Ik kom bij de motie van mevrouw Jacobi waarin zij de regering verzoekt, instrumenten te ontwikkelen om terreinbeheerders die de populatiereductie voor 1 augustus 2008 niet halen, onder curatele te plaatsen, zodat problemen van overpopulatie kunnen worden voorkomen. Ik heb het urgente gevoel – ik kan mij niet voorstellen dat mevrouw Jacobi dit niet heeft – eerder rond te willen komen. Het laatste wat ik wil, is dat ik moet ingrijpen. Ik wil graag met iedereen die er verstand van heeft en erbij betrokken kan en wil zijn, afspraken maken zodat wij het bij eenmalig en noodzakelijk kunnen houden. Zo hoop ik zo vroeg mogelijk op lijn te zitten met het beheer. Er zijn goede voorbeelden van andere beheerorganisaties die zeggen: ons lukt het wel, dat zou ook op de Veluwe moeten kunnen. Er geldt: alle hens aan dek. Ik ben het eens met de intentie van de motie, maar het onder curatele plaatsen gaat mij een stap te ver. Daarom moet ik het aannemen van de motie ontraden.

Mevrouw Snijder-Hazelhoff verzoekt in haar motie de regering, haar verantwoordelijkheid te nemen bij het vergoeden van schade en voor 1 december 2007 met voorstellen te komen tot compensatie van gedupeerden. Het aannemen van deze motie moet ik ontraden. Ik wil inzetten op het aanpakken van de oorzaak van het probleem. Via het Faunafonds krijgen landbouwbedrijven een vergoeding. Mijn aanpak is erop gericht om in het vervolg schade te voorkomen en ondernemers en burgers ervan te vrijwaren. Ik maak dus geen regeling voor compensatie maar zet alles op alles om dit in de komende jaren te voorkomen.
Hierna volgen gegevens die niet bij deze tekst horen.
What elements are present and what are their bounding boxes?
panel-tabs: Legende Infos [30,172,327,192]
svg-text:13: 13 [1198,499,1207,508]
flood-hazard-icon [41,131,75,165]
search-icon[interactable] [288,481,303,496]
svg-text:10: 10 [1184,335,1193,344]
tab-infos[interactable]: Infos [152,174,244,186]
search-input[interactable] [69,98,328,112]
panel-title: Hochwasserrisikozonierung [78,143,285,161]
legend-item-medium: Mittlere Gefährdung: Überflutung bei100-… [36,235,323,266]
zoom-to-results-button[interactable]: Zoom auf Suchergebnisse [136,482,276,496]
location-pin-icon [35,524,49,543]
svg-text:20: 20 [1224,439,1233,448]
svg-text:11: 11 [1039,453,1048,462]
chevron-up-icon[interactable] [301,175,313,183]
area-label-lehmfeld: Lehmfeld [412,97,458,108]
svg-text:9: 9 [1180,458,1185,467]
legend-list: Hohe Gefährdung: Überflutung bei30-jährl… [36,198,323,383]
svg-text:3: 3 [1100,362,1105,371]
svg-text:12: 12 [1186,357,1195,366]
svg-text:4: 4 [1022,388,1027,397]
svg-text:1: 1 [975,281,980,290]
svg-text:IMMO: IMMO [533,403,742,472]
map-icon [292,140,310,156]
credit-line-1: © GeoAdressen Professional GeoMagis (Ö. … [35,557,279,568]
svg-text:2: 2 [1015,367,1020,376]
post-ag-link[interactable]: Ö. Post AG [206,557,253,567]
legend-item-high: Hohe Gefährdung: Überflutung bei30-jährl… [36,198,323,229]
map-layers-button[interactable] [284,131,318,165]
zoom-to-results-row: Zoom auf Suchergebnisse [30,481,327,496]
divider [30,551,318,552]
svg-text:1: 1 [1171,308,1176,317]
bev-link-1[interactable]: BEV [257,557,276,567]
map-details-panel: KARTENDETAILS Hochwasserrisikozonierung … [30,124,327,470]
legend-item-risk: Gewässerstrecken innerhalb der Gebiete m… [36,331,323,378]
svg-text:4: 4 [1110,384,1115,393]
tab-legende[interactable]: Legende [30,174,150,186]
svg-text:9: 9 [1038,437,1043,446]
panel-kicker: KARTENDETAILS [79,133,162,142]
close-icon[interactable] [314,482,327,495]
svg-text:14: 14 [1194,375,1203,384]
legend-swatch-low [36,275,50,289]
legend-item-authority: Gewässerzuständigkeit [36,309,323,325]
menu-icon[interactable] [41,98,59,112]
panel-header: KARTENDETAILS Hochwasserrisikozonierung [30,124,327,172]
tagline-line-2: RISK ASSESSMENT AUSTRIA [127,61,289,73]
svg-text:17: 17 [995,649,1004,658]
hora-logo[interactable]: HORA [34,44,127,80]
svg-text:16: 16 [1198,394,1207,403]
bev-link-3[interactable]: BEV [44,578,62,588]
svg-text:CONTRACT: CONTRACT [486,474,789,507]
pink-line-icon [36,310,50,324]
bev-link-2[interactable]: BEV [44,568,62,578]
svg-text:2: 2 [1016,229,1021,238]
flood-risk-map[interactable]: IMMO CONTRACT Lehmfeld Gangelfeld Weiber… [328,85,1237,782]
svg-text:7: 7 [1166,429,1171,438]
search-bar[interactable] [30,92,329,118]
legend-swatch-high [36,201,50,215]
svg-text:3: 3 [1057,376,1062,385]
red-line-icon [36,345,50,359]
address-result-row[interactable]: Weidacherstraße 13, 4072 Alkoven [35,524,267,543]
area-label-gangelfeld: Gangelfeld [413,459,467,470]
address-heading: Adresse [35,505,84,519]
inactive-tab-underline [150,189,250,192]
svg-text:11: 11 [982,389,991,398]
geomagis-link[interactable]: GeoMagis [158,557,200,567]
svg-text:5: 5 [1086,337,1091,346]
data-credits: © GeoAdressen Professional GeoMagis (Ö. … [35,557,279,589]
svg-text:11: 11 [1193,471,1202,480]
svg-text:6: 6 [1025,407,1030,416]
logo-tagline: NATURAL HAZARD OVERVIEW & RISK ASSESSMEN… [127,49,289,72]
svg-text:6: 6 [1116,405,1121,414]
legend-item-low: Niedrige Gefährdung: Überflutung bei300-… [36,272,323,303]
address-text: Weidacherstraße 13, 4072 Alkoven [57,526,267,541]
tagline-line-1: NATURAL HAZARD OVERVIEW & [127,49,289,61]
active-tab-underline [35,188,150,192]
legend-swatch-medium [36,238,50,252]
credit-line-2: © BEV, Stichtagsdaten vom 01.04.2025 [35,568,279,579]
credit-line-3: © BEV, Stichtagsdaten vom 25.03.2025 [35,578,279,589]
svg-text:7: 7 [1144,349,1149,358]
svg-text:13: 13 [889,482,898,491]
Mevrouw Snijder-Hazelhoff (VVD):

Ik ben verbaasd door het antwoord van de minister. Zij heeft zelf een aantal voorbeelden genoemd van campingbeheerders die grote schades hebben. Nu legt zij die gewoon op het bordje van die ondernemers. Het Faunafonds vergoedt ook maar een gedeelte van de landbouwschade. De reactie van de minister is echt te kort door de bocht. Ik verzoek haar om hier serieus naar te kijken. Zij spreekt steeds over calamiteiten. Dit ís een calamiteit op de Veluwe, voor bewoners maar vooral ook voor een aantal ondernemers. Dit kunnen wij niet volledig op hun bordje leggen.

Minister Verburg:

Dat is precies de reden dat ik nu stevig wil ingrijpen om dit in de komende jaren te voorkomen en ondernemers en burgers van schade te vrijwaren. Alle hens aan dek is daarvoor nodig. Uitkeringen in het kader van het Faunafonds zijn hiervoor niet bedoeld. Ik voel er niet zoveel voor om nu op korte termijn de doelstellingen van het Faunafonds in die zin te wijzigen.

De beraadslaging wordt gesloten.

De voorzitter:

Hiermee zijn wij gekomen aan het eind van dit – ik zeg het nog maar eens – VAO. Ik geef de commissievoorzitter dringend in overweging om in het vervolg meer tijd te plannen voor het algemeen overleg. Ik heb het idee dat wij veel te lang hebben genomen voor dit VAO, bijna anderhalf uur. Dit betekent dat de planning van vanavond ernstig in het gedrang is gekomen; dat bevalt mij niet. In het VAO belemmering van duurzame innovatieve veehouderij kan ik nu alleen nog maar indiening van moties toestaan en geen aanvullende vragen. Daar is niets aan te doen. Kan de minister meteen aansluitend hiermee doorgaan of wil zij een moment schorsing?

Minister Verburg:

Graag twee minuten, als dat mag.

De voorzitter:

Vanzelfsprekend.

De vergadering wordt enkele minuten geschorst.